Alors que le régime de Pyongyang s'apprête à fêter le centième anniversaire de la naissance de Kim Il-Sung, les témoignages sur son ignominie commencent à abonder. 

La République populaire démocratique de Corée (RPDC) fêtera dimanche le centième anniversaire de la naissance de son Grand Leader Kim Il-sung. Cette date est l'occasion de vanter les succès de la Corée du nord et le petit-fils du fondateur du régime, Kim Jong-un, arrivé au pouvoir après la mort de son géniteur, Kim Jong-il, le 17 décembre 2011. A défaut de démontrer que le pays est devenu, comme la propagande le proclame depuis des années, un pays "fort et prospère", Pyongyang a annoncé tout récemment le lancement du satellite Kwangmyongsong-3 entre le 12 et le 16 avril. Une démonstration d'avancées technologiques qui sonne comme un moyen de rehausser le moral d'une population nord-coréenne durablement sous-nourrie et le prestige de ses dirigeants. Une décision qui a mis en émoi tout le bassin Pacifique, chacun voyant dans cette tentative de mise en orbite d'un satellite d'observation de la Terre avec orbite polaire un essai de missile balistique. Et pour tout dire, une violation des résolutions du Conseil de sécurité des Nations unies (ex. 1718, 1874/2009). Il est vrai que les deux précédentes tentatives de mises en orbite de "satellites" (1998, 2009) n'étaient rien d'autres que des tests de missiles Taepodong 1 et 2.

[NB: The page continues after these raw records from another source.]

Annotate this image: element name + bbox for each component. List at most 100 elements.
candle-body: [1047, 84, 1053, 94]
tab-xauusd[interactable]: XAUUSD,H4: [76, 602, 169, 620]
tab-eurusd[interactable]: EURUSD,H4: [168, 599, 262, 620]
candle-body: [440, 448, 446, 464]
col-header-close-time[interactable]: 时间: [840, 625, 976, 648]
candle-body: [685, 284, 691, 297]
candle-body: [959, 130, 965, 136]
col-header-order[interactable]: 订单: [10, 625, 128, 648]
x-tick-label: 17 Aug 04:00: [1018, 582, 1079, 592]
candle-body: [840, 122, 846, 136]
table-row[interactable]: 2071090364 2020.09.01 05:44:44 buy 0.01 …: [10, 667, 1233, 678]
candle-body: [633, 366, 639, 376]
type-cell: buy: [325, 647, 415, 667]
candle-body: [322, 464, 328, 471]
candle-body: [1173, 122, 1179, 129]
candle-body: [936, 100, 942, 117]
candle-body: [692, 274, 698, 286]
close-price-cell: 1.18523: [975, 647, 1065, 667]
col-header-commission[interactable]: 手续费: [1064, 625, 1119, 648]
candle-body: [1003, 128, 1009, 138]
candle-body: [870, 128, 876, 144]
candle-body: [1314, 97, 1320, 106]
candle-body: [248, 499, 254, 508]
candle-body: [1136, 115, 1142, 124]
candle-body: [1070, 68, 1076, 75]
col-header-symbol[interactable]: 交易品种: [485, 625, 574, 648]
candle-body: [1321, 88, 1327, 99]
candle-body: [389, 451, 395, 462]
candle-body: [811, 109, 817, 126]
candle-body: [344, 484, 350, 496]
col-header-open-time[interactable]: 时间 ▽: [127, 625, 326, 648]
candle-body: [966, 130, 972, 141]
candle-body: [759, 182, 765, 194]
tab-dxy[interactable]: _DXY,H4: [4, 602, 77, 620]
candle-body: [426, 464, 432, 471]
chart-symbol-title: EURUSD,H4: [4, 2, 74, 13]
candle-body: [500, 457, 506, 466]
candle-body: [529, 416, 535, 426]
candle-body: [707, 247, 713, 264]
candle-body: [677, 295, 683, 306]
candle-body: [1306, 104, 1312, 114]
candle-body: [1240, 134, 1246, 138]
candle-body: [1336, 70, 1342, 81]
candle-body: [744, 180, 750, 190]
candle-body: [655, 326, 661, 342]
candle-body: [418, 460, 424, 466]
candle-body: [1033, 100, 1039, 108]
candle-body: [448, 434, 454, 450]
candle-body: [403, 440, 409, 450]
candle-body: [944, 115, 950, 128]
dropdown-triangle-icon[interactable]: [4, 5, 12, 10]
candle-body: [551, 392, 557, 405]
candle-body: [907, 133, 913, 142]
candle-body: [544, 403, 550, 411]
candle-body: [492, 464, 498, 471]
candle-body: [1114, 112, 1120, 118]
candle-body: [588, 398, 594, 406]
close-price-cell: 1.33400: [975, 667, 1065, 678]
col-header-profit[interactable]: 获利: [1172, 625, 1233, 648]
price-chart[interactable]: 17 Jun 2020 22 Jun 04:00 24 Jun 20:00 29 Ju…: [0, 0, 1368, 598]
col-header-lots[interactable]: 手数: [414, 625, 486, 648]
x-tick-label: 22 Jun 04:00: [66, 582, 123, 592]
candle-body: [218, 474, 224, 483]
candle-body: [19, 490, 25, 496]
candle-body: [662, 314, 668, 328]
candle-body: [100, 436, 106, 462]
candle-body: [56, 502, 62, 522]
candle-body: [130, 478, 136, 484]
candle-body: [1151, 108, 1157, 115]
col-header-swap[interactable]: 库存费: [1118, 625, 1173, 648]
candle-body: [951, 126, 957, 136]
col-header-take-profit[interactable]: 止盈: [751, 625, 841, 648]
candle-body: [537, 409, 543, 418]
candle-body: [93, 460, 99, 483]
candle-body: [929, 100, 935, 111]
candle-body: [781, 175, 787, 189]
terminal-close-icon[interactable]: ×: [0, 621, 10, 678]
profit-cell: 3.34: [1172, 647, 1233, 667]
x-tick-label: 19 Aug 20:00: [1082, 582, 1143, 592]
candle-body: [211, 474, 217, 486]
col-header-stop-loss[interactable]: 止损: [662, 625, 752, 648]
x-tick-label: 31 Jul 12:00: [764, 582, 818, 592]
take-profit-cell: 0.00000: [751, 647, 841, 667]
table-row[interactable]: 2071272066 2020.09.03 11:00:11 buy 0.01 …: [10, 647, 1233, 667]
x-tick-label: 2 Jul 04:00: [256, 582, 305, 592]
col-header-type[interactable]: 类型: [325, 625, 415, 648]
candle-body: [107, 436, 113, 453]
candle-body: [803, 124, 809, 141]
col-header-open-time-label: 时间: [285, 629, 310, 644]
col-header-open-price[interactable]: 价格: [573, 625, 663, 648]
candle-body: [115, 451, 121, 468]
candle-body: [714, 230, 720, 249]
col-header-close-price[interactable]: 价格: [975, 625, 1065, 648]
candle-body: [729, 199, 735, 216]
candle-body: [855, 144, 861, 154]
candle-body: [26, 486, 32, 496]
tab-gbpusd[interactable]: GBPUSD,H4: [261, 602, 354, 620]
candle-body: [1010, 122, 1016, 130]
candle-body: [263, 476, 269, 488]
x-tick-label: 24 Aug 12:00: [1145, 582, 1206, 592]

La modernisation de l'arsenal NBC   nord-coréen et ses vecteurs sont observés avec d'autant plus d'attention que la RPDC n'hésite pas à coopérer technologiquement avec des États parias (ex. Iran, Myanmar, Syrie,...) tout en mettant de facto à l'épreuve l'alliance des États-Unis avec ses partenaires d'Asie du nord-est. Face aux menaces (cf. les deux essais nucléaires d'octobre 2006 et mai 2009, la révélation d'un programme secret d'enrichissement en octobre 2010) et aux agressions répétées de son voisin (en 2010, torpillage du Cheonan et bombardement sur Yeongpyong), la Corée du Sud n'est-elle pas tentée de développer de nouveaux systèmes d'auto-protection comme des missiles d'une portée supérieure à 300 kilomètres et de charge utile supérieure à 500 kg ? Des armements qui pourtant contreviendraient à l'accord signé en 2001 entre Séoul et Washington.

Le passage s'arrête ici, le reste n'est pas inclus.